In non-snot related news, my agent made it to the London Book Fair last week despite the fact that Iceland exploded.  So, possibly I will soon get news that 13 rue Thérèse was sold to some more foreign markets–I hope!  So far it’s been bought by the UK and Italy.  I get asked if I intend to do the French translation myself should France buy it, and I always laugh–hell no!  I’ve done a bit of translation and it is bloody hard, plus French is pretty much the only language in the world this book can’t be translated into since it has French sprinkled in it, and it is partially about translation.  (I guess there’s a moral here about how you can never go home again.)  So, to whoever might translate this thing into French one day–good luck and godspeed.  I will ship you a bottle of JD.  Or codeine cough syrup, whichever floats your boat.

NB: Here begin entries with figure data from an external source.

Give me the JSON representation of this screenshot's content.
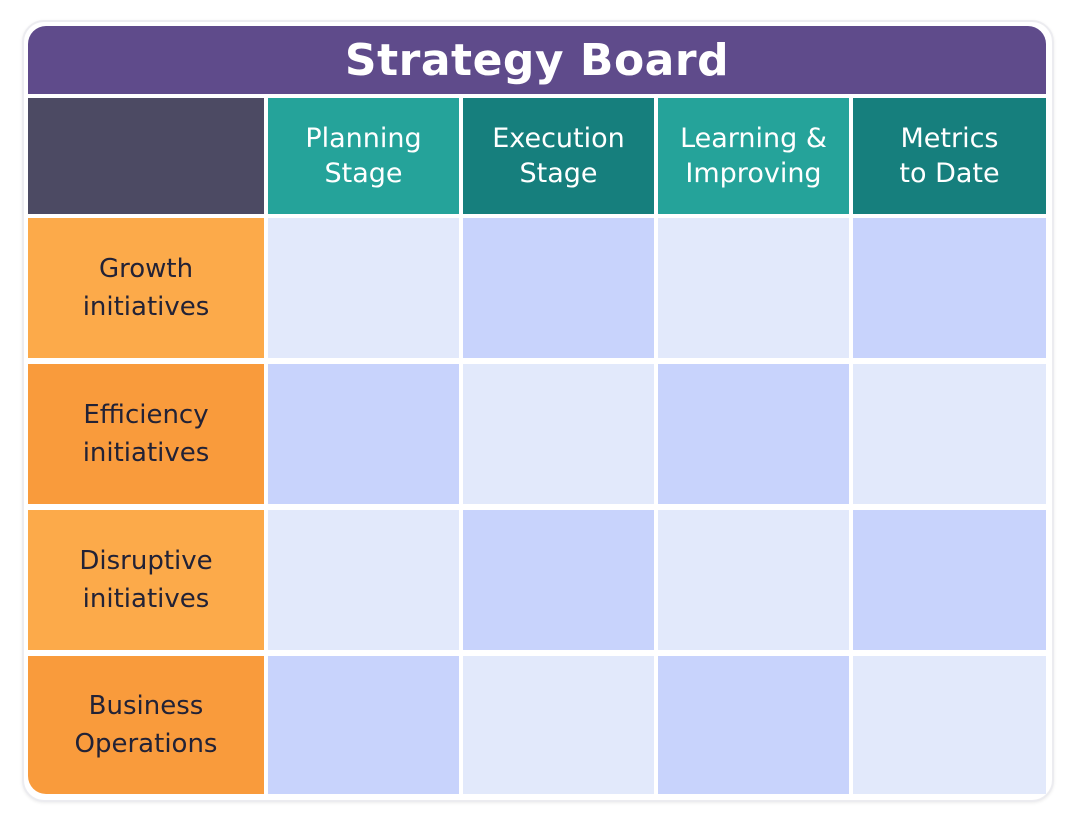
{
  "board": {
    "title": "Strategy Board"
  },
  "columns": [
    {
      "label": "Planning\nStage",
      "color": "#25a39a"
    },
    {
      "label": "Execution\nStage",
      "color": "#167f7d"
    },
    {
      "label": "Learning &\nImproving",
      "color": "#25a39a"
    },
    {
      "label": "Metrics\nto Date",
      "color": "#167f7d"
    }
  ],
  "rows": [
    {
      "label": "Growth\ninitiatives",
      "color": "#fcaa4a"
    },
    {
      "label": "Efficiency\ninitiatives",
      "color": "#f99b3c"
    },
    {
      "label": "Disruptive\ninitiatives",
      "color": "#fcaa4a"
    },
    {
      "label": "Business\nOperations",
      "color": "#f99b3c"
    }
  ],
  "colors": {
    "title_bar": "#5f4b8b",
    "corner": "#4c4a63",
    "cell_light": "#e2e9fb",
    "cell_dark": "#c8d3fc"
  }
}
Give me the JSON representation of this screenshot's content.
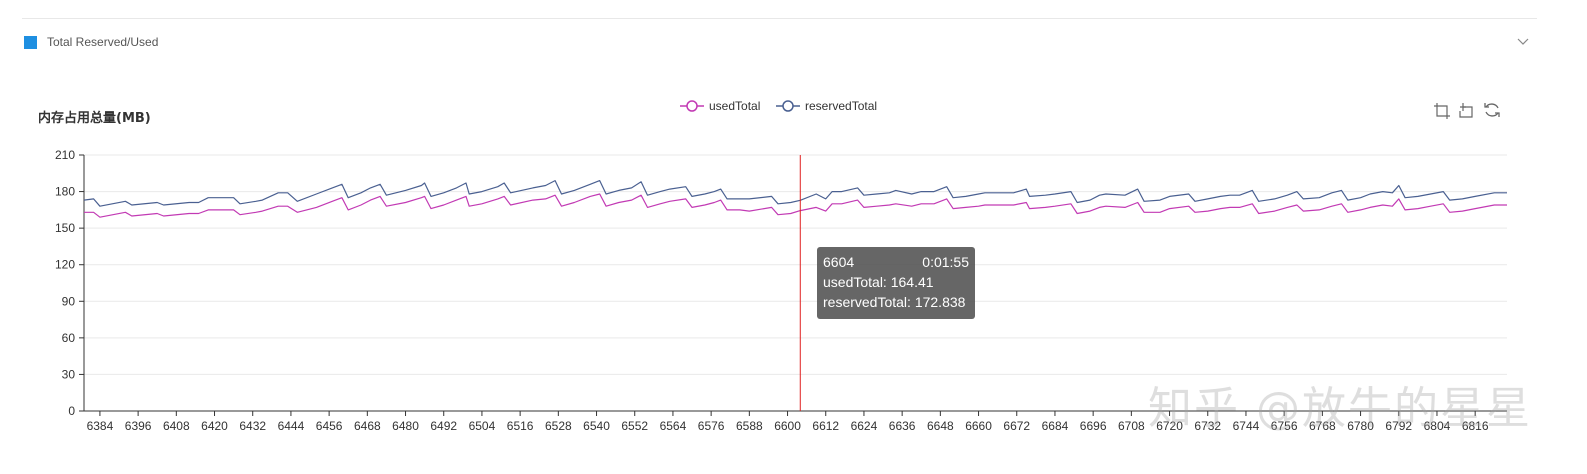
{
  "panel": {
    "title": "Total Reserved/Used",
    "swatch_color": "#1e8fe1",
    "collapse_icon": "chevron-down-icon"
  },
  "toolbox": {
    "icons": [
      "zoom-select-icon",
      "zoom-reset-icon",
      "restore-icon"
    ]
  },
  "tooltip": {
    "x_value": "6604",
    "time": "0:01:55",
    "used_line": "usedTotal: 164.41",
    "reserved_line": "reservedTotal: 172.838"
  },
  "watermark": "知乎 @放牛的星星",
  "chart_data": {
    "type": "line",
    "ylabel": "内存占用总量(MB)",
    "ylim": [
      0,
      210
    ],
    "yticks": [
      0,
      30,
      60,
      90,
      120,
      150,
      180,
      210
    ],
    "xlim": [
      6379,
      6826
    ],
    "xticks": [
      6384,
      6396,
      6408,
      6420,
      6432,
      6444,
      6456,
      6468,
      6480,
      6492,
      6504,
      6516,
      6528,
      6540,
      6552,
      6564,
      6576,
      6588,
      6600,
      6612,
      6624,
      6636,
      6648,
      6660,
      6672,
      6684,
      6696,
      6708,
      6720,
      6732,
      6744,
      6756,
      6768,
      6780,
      6792,
      6804,
      6816
    ],
    "grid": "horizontal",
    "legend_position": "top-center",
    "cursor_x": 6604,
    "series": [
      {
        "name": "usedTotal",
        "color": "#c23ab4",
        "points": [
          [
            6379,
            163
          ],
          [
            6382,
            163
          ],
          [
            6384,
            159
          ],
          [
            6392,
            163
          ],
          [
            6394,
            160
          ],
          [
            6402,
            162
          ],
          [
            6404,
            160
          ],
          [
            6412,
            162
          ],
          [
            6415,
            162
          ],
          [
            6418,
            165
          ],
          [
            6423,
            165
          ],
          [
            6426,
            165
          ],
          [
            6428,
            161
          ],
          [
            6433,
            163
          ],
          [
            6435,
            164
          ],
          [
            6440,
            168
          ],
          [
            6443,
            168
          ],
          [
            6446,
            163
          ],
          [
            6452,
            167
          ],
          [
            6457,
            172
          ],
          [
            6460,
            175
          ],
          [
            6462,
            165
          ],
          [
            6466,
            169
          ],
          [
            6469,
            173
          ],
          [
            6472,
            176
          ],
          [
            6474,
            168
          ],
          [
            6480,
            171
          ],
          [
            6485,
            175
          ],
          [
            6486,
            176
          ],
          [
            6488,
            166
          ],
          [
            6492,
            169
          ],
          [
            6496,
            173
          ],
          [
            6499,
            176
          ],
          [
            6500,
            168
          ],
          [
            6504,
            170
          ],
          [
            6509,
            174
          ],
          [
            6511,
            176
          ],
          [
            6513,
            169
          ],
          [
            6520,
            173
          ],
          [
            6524,
            174
          ],
          [
            6527,
            177
          ],
          [
            6529,
            168
          ],
          [
            6533,
            171
          ],
          [
            6538,
            176
          ],
          [
            6541,
            178
          ],
          [
            6543,
            168
          ],
          [
            6547,
            171
          ],
          [
            6551,
            173
          ],
          [
            6554,
            177
          ],
          [
            6556,
            167
          ],
          [
            6560,
            170
          ],
          [
            6563,
            172
          ],
          [
            6568,
            174
          ],
          [
            6570,
            167
          ],
          [
            6574,
            169
          ],
          [
            6577,
            171
          ],
          [
            6579,
            173
          ],
          [
            6581,
            165
          ],
          [
            6585,
            165
          ],
          [
            6588,
            164
          ],
          [
            6595,
            167
          ],
          [
            6597,
            161
          ],
          [
            6601,
            162
          ],
          [
            6604,
            164.41
          ],
          [
            6609,
            167
          ],
          [
            6612,
            164
          ],
          [
            6614,
            170
          ],
          [
            6617,
            170
          ],
          [
            6622,
            173
          ],
          [
            6624,
            167
          ],
          [
            6628,
            168
          ],
          [
            6632,
            169
          ],
          [
            6634,
            170
          ],
          [
            6639,
            168
          ],
          [
            6642,
            170
          ],
          [
            6646,
            170
          ],
          [
            6650,
            174
          ],
          [
            6652,
            166
          ],
          [
            6656,
            167
          ],
          [
            6660,
            168
          ],
          [
            6662,
            169
          ],
          [
            6671,
            169
          ],
          [
            6675,
            171
          ],
          [
            6676,
            166
          ],
          [
            6681,
            167
          ],
          [
            6684,
            168
          ],
          [
            6689,
            170
          ],
          [
            6691,
            162
          ],
          [
            6695,
            164
          ],
          [
            6698,
            167
          ],
          [
            6700,
            168
          ],
          [
            6706,
            167
          ],
          [
            6710,
            171
          ],
          [
            6712,
            163
          ],
          [
            6717,
            163
          ],
          [
            6720,
            166
          ],
          [
            6726,
            168
          ],
          [
            6728,
            163
          ],
          [
            6732,
            164
          ],
          [
            6736,
            166
          ],
          [
            6739,
            167
          ],
          [
            6742,
            167
          ],
          [
            6746,
            170
          ],
          [
            6748,
            162
          ],
          [
            6753,
            164
          ],
          [
            6757,
            167
          ],
          [
            6760,
            169
          ],
          [
            6762,
            164
          ],
          [
            6767,
            165
          ],
          [
            6771,
            168
          ],
          [
            6774,
            170
          ],
          [
            6776,
            163
          ],
          [
            6780,
            165
          ],
          [
            6783,
            167
          ],
          [
            6787,
            169
          ],
          [
            6790,
            168
          ],
          [
            6792,
            174
          ],
          [
            6794,
            165
          ],
          [
            6798,
            166
          ],
          [
            6802,
            168
          ],
          [
            6806,
            170
          ],
          [
            6808,
            163
          ],
          [
            6812,
            164
          ],
          [
            6816,
            166
          ],
          [
            6822,
            169
          ],
          [
            6826,
            169
          ]
        ]
      },
      {
        "name": "reservedTotal",
        "color": "#4a6091",
        "points": [
          [
            6379,
            173
          ],
          [
            6382,
            174
          ],
          [
            6384,
            168
          ],
          [
            6392,
            172
          ],
          [
            6394,
            169
          ],
          [
            6402,
            171
          ],
          [
            6404,
            169
          ],
          [
            6412,
            171
          ],
          [
            6415,
            171
          ],
          [
            6418,
            175
          ],
          [
            6423,
            175
          ],
          [
            6426,
            175
          ],
          [
            6428,
            170
          ],
          [
            6433,
            172
          ],
          [
            6435,
            173
          ],
          [
            6440,
            179
          ],
          [
            6443,
            179
          ],
          [
            6446,
            172
          ],
          [
            6452,
            178
          ],
          [
            6457,
            183
          ],
          [
            6460,
            186
          ],
          [
            6462,
            175
          ],
          [
            6466,
            179
          ],
          [
            6469,
            183
          ],
          [
            6472,
            186
          ],
          [
            6474,
            177
          ],
          [
            6480,
            181
          ],
          [
            6485,
            185
          ],
          [
            6486,
            187
          ],
          [
            6488,
            176
          ],
          [
            6492,
            179
          ],
          [
            6496,
            183
          ],
          [
            6499,
            187
          ],
          [
            6500,
            178
          ],
          [
            6504,
            180
          ],
          [
            6509,
            184
          ],
          [
            6511,
            187
          ],
          [
            6513,
            179
          ],
          [
            6520,
            183
          ],
          [
            6524,
            185
          ],
          [
            6527,
            189
          ],
          [
            6529,
            178
          ],
          [
            6533,
            181
          ],
          [
            6538,
            186
          ],
          [
            6541,
            189
          ],
          [
            6543,
            178
          ],
          [
            6547,
            181
          ],
          [
            6551,
            183
          ],
          [
            6554,
            188
          ],
          [
            6556,
            177
          ],
          [
            6560,
            180
          ],
          [
            6563,
            182
          ],
          [
            6568,
            184
          ],
          [
            6570,
            176
          ],
          [
            6574,
            178
          ],
          [
            6577,
            180
          ],
          [
            6579,
            182
          ],
          [
            6581,
            174
          ],
          [
            6585,
            174
          ],
          [
            6588,
            174
          ],
          [
            6595,
            176
          ],
          [
            6597,
            170
          ],
          [
            6601,
            171
          ],
          [
            6604,
            172.838
          ],
          [
            6609,
            178
          ],
          [
            6612,
            174
          ],
          [
            6614,
            180
          ],
          [
            6617,
            180
          ],
          [
            6622,
            183
          ],
          [
            6624,
            177
          ],
          [
            6628,
            178
          ],
          [
            6632,
            179
          ],
          [
            6634,
            181
          ],
          [
            6639,
            178
          ],
          [
            6642,
            180
          ],
          [
            6646,
            180
          ],
          [
            6650,
            184
          ],
          [
            6652,
            175
          ],
          [
            6656,
            176
          ],
          [
            6660,
            178
          ],
          [
            6662,
            179
          ],
          [
            6671,
            179
          ],
          [
            6675,
            182
          ],
          [
            6676,
            176
          ],
          [
            6681,
            177
          ],
          [
            6684,
            178
          ],
          [
            6689,
            180
          ],
          [
            6691,
            171
          ],
          [
            6695,
            173
          ],
          [
            6698,
            177
          ],
          [
            6700,
            178
          ],
          [
            6706,
            177
          ],
          [
            6710,
            182
          ],
          [
            6712,
            172
          ],
          [
            6717,
            173
          ],
          [
            6720,
            176
          ],
          [
            6726,
            178
          ],
          [
            6728,
            172
          ],
          [
            6732,
            174
          ],
          [
            6736,
            176
          ],
          [
            6739,
            177
          ],
          [
            6742,
            177
          ],
          [
            6746,
            181
          ],
          [
            6748,
            172
          ],
          [
            6753,
            174
          ],
          [
            6757,
            177
          ],
          [
            6760,
            180
          ],
          [
            6762,
            174
          ],
          [
            6767,
            175
          ],
          [
            6771,
            179
          ],
          [
            6774,
            181
          ],
          [
            6776,
            173
          ],
          [
            6780,
            175
          ],
          [
            6783,
            178
          ],
          [
            6787,
            180
          ],
          [
            6790,
            179
          ],
          [
            6792,
            185
          ],
          [
            6794,
            175
          ],
          [
            6798,
            176
          ],
          [
            6802,
            178
          ],
          [
            6806,
            180
          ],
          [
            6808,
            173
          ],
          [
            6812,
            174
          ],
          [
            6816,
            176
          ],
          [
            6822,
            179
          ],
          [
            6826,
            179
          ]
        ]
      }
    ]
  }
}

In this computer I have a translation I did of a collection of prose poems by Paul Valéry.  I also wrote an accompanying introduction and conclusion about the pleasures and trials of translating it.  Technically, if I wanted to submit it to an academic press somewhere, there isn’t that much more work that needs to go into it.  But, I am lazy.  Also, I am guessing submitting it will be a lot easier once I have a book out.  It was a fun project, the challenge of finding a voice for it was much the same as finding a voice for a piece of original writing.  The voice had to be based on Paul Valéry, but of course it could never be him.  It was something like how I imagined he would sound if he spoke English, or rather, how he would sound if he spoke French in English.  So, you can imagine this endeavor gave my brain something to chew on for a while.  Anyway, the professor who supervised me while I was doing this thing said he hoped I would finish it off and try to publish it even though I am leaving academia.  He is right, I should.  But, as stated above, I am lazy.

Right now I am picturing Darth Vader standing over my prone pajamaed body pronouncing: “Entropy is strong with this one.”  Yes, yes it is.  I am hoping if I chug enough cough syrup I will dissolve right out of consciousness.